Lori Priebe - Mistress of Plot
It is rumored that Lori, Mistress of the DoD plots, has magical powers. Investigators have spent countless hours attempting to study her, only to find themselves mysteriously performing small tasks for her like washing the car, doing the dishes, etc. Since no actual experiments have ever been successfully completed (but the floors shine like nobody's business), confirmation of these alleged mystical abilities is not available at this time.

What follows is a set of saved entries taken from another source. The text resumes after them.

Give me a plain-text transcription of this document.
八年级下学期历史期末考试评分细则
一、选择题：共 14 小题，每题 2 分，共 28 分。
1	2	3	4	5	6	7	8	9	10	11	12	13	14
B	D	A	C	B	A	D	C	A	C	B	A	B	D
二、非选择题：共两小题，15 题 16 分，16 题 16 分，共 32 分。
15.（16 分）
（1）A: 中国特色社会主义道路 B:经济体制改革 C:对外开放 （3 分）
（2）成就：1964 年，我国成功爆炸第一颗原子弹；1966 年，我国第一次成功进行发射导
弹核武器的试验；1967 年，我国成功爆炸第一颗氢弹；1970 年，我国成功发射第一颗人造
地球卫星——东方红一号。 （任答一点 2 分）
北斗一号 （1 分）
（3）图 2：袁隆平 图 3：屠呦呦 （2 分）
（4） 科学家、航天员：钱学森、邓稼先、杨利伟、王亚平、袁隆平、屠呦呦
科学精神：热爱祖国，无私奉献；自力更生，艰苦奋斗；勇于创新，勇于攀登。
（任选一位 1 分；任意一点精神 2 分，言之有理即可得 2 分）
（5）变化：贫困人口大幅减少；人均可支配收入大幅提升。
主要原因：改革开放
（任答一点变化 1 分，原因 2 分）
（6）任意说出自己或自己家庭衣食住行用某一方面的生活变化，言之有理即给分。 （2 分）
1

Lori was the lead instigator in the creation of Dreams of Deirdre. For unknown but certainly important and imminently persuasive reasons, David, her husband, agreed to run a LARP with her at the next con. It is she who comes up with many of our plots and characters. Oh, those cool invitation/character sheets were her idea, too.
Lori's current interests include writing, reading tomes of magical import, running role playing games for her friends, always having an alibi during thefts of powerful mystic artifacts, and tormenting her cats. Lori is a professional Project Manager, author of the blog The (Im)Perfect Manager, and is wanted by the government of Peru. If you're a non-Peruvian computer company who is looking to give a lot of money to a really swell person, she might be interested.